Editorial: Two Steps Backward

Author: 
8 September 2003
Publication Date: 
Mon, 2003-09-08 03:00

The two body blows administered to the Palestinians on Saturday have perhaps fatally set back the peace process. The resignation of Palestinian Prime Minister Mahmoud Abbas has derailed the road map because the initiative’s chief sponsor, the United States, and Israel view Abbas as the only Palestinian they will deal with. And the attempted Israeli assassination of the Hamas spiritual leader Ahmed Yassin, an immensely popular Palestinian figure, on the same day will lead to fierce reprisals by the resistance movement.

Israel will now take the opportunity of Abbas’ apparent departure to sever all contacts with the Palestinian Authority and therefore all obligations under the road map. As a consequence, it will continue its round-the-clock arrests and search raids in West Bank cities and villages and will continue building the wall that divides the country. Tel Aviv will continue to claim that it is unable to restrain the zealotry of Jewish settlers when in fact it has probably encouraged them to undermine the road map.

The picture is a far cry from where the parties stood in June when President George Bush got Ariel Sharon and Abbas to shake hands on the road map. It was an incredible decision on Israel’s part to try to kill Yassin, leader of the biggest Palestinian resistance movement. It was a red line the Israelis should never have crossed. But cross it they did. The result is that already some of Hamas’ members are calling for the blood of Sharon.

The persistent warnings by Israel that Arafat may soon have to be banished will now only increase, perhaps as a way of pressuring the Palestinian leader to recall Abbas. The hawkish Israeli Defense Minister Shaul Mofaz last week repeated his call for Arafat’s expulsion, arguing that the government had made a “historic mistake” in not kicking him out after it came to power two years ago. So far, Sharon has overruled Mofaz’s demands, but Abbas’ dramatic resignation may force Sharon to reconsider.

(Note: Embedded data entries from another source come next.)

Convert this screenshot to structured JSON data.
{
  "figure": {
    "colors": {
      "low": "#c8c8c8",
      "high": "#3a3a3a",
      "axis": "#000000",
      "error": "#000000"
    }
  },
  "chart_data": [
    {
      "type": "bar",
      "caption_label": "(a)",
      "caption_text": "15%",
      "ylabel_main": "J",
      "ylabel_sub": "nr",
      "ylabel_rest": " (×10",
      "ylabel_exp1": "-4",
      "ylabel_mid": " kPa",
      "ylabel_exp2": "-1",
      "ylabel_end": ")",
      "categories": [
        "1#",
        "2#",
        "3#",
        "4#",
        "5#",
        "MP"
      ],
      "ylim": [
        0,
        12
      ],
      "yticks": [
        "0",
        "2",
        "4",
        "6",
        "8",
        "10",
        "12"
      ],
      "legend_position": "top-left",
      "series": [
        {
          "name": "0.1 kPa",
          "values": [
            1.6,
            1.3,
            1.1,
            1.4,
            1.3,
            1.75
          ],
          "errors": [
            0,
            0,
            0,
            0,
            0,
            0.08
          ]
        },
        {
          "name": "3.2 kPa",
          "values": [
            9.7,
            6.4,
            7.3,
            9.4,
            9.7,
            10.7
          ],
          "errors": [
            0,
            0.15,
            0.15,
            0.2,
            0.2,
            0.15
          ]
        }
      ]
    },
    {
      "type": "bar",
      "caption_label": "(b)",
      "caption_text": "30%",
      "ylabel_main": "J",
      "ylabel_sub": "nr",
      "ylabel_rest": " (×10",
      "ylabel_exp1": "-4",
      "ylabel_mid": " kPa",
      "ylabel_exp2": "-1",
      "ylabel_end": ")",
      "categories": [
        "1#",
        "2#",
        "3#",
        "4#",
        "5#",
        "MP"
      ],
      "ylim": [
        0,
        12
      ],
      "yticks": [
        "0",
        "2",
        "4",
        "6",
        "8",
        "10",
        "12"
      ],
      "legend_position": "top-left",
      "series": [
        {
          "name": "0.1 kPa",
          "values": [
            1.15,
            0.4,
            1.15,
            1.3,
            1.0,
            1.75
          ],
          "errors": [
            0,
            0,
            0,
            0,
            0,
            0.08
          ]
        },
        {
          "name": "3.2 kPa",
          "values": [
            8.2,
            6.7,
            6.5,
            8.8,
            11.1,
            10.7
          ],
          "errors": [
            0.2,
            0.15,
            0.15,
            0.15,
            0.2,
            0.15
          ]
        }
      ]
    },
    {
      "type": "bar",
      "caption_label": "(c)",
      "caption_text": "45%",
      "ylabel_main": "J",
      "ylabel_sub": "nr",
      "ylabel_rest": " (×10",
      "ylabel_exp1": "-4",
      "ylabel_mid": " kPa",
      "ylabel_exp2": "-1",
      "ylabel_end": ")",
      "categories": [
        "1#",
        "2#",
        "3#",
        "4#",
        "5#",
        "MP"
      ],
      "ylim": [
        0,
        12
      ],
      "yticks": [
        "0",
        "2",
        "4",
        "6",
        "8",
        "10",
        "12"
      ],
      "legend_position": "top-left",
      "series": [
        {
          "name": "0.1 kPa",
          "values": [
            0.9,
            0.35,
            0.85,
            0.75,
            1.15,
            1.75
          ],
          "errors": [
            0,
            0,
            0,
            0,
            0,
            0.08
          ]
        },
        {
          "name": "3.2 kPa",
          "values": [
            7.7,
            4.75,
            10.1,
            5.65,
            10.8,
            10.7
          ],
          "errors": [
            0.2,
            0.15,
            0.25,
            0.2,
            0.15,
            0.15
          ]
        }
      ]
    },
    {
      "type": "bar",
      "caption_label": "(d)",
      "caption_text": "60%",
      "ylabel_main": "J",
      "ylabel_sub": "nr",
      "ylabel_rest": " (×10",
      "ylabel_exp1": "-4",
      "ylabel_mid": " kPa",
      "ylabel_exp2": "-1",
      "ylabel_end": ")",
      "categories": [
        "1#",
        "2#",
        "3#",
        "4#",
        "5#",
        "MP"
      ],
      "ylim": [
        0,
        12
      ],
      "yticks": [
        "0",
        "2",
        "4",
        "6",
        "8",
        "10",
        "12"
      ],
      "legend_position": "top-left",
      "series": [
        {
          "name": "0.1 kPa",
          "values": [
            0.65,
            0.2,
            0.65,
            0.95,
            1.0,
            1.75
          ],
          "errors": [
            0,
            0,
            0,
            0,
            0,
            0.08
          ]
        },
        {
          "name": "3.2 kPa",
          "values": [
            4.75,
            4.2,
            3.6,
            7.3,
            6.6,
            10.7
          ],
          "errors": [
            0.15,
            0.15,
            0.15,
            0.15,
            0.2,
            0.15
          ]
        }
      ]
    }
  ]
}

The dispute between Arafat and Abbas that led to Abbas’ resignation was counterproductive. The argument over who would control the PA’s security forces probably made it easier for Israel to justify its targeted killings of activists by arguing that the Palestinians themselves were too busy squabbling to curb the attackers. But the real battle is with Israel. In his letter of resignation, Abbas first blamed Israel’s unwillingness to implement the road map and Washington’s subsequent failure to pressure Israel into ending its military operations. Arafat may yet retain Abbas and ask him to form a new Cabinet. For the moment, however, Abbas’ resignation and the attack on Sheikh Yassin amount to two steps backward for the peace process. The first event will cause debilitating delays and the second can only lead to more bloodshed.